I am a 13 year old who lives in Louisiana. What should I do about abuse? No one belives me whan I tell them what is going on. I even called the cops and my parents denied it , completely. I don't know what to do or who to talk to. What should I do? I don't know how much longer I can do this. Help.
~anonymous~

Now, this may sound unfair, but the law says that unless there is a mark (bruise, welt, cuts, etc.) left by what your parents are doing, it can't be used to file a report against them. And since it can't, it probably isn't a good idea to call the police again. You should go to a local abuse center or call an abuse hotline, and someone there will most likely be able to help you. However, if it does leave a mark, go straight to the phone and call the police again, and this time don't tell your parents. Tell the police every detail of the abuse, however painful it may be to talk about it; they will need it to file a report, and show them the marks as proof. If they are still skeptical, then go directly to the nearest abuse shelter and talk to them. The important thing is to find someone who believes you and will listen. If not the police, then the abuse shelter or hotline, if not them, then talk to another trusted adult.
Someone will listen; just keep hope.

Dear Starlight:

Hi!I cannot sleep at night at all! I've tried everything I know of!I just sit here every night just thinking!Please Help Me!
-Sleepless

Well I have had the same kind of problem too. One thing that caused me not being able to get to sleep was I was online for about an hour or so right before I went to sleep, so my mind was still wide awake, even though I felt tired. Also if you wake up at noon and try and go to bed at 9, it isn't going to work! What you might want to try to do is make sure you don't drink caffeine for about 4 hours before you plan on going to bed. You also might want to try and drink hot tea or warm milk before you go to sleep. I hope I helped!!!

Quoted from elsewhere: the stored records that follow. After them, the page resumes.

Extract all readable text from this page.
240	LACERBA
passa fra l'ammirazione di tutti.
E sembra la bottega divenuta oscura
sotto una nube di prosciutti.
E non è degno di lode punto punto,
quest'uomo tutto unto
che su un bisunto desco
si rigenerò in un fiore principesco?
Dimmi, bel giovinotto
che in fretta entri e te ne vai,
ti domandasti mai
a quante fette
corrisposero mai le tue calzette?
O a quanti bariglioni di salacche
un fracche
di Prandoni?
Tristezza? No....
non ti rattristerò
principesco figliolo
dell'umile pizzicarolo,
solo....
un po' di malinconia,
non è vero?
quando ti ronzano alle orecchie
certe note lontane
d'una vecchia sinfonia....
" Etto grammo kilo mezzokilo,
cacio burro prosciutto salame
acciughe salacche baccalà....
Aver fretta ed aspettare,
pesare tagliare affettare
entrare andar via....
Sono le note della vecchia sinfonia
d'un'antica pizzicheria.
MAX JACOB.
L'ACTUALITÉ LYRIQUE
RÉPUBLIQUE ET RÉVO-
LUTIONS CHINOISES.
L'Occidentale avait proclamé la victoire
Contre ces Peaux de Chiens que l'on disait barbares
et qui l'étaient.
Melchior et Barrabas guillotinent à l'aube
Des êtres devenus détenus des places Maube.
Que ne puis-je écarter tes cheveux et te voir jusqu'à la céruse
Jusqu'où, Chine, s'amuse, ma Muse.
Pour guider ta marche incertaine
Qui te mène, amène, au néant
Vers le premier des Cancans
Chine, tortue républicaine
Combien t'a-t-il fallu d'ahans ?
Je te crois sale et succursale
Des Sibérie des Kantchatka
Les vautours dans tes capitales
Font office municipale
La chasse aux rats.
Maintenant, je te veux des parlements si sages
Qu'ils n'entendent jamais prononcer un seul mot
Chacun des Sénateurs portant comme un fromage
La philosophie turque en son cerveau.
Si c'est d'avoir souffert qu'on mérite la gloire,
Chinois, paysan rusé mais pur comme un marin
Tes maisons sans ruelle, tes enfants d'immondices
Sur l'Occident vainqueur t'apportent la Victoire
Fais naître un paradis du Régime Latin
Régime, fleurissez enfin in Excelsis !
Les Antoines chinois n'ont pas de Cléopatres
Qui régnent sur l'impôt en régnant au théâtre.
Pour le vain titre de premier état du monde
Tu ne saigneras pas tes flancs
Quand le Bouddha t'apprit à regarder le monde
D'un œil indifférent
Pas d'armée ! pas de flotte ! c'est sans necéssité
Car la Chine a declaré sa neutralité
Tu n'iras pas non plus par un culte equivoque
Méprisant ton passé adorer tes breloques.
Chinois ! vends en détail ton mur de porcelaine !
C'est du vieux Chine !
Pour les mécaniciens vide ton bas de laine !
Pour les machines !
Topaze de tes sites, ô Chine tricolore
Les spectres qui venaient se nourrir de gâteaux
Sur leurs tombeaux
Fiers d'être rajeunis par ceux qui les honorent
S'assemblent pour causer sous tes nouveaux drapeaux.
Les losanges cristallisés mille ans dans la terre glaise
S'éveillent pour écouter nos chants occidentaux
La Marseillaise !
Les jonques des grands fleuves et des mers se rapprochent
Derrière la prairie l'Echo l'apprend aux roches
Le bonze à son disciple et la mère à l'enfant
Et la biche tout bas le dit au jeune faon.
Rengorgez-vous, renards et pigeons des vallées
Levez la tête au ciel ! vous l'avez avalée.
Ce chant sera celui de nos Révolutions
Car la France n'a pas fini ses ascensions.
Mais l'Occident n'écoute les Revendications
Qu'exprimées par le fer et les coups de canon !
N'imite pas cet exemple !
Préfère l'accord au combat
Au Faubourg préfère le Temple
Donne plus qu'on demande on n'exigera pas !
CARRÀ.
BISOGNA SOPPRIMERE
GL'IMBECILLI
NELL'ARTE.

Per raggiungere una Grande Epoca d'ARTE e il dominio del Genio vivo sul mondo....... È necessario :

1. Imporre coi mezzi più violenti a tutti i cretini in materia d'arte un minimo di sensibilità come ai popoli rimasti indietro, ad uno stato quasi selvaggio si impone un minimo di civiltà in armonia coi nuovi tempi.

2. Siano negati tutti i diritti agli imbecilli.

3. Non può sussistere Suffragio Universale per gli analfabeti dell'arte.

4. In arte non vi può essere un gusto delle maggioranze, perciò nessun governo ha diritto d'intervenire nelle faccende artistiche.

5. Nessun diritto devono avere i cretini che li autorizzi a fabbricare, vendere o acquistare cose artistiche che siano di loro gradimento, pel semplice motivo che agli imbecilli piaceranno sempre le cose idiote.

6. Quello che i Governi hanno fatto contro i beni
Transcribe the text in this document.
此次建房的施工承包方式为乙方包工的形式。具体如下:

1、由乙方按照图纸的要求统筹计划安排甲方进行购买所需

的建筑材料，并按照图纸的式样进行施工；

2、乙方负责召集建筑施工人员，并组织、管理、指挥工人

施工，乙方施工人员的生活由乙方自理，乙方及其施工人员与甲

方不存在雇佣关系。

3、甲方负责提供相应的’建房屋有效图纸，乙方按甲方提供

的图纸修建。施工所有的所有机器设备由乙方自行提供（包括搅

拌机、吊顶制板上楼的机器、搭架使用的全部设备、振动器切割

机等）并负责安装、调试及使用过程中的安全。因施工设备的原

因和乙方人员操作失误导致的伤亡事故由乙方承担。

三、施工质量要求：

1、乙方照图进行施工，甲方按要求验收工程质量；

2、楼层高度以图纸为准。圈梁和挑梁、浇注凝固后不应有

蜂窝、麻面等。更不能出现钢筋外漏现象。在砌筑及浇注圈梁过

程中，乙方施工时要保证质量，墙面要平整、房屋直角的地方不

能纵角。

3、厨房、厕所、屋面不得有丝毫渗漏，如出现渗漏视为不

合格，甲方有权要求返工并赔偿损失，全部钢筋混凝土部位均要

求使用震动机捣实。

This is Darkmoon. I agree with almost everything Starlight says, but would like to add something. Hot tea is, in my opinion, not the greatest idea, because most tea has caffeine in it. Try herbal teas, specifically chamomile tea - it puts you to sleep. Also, you might try dimming the lights for about 30 minutes before you go to bed - lack of light stimulates the production of melanin (or something like that), a chemical that helps you sleep. Thanks!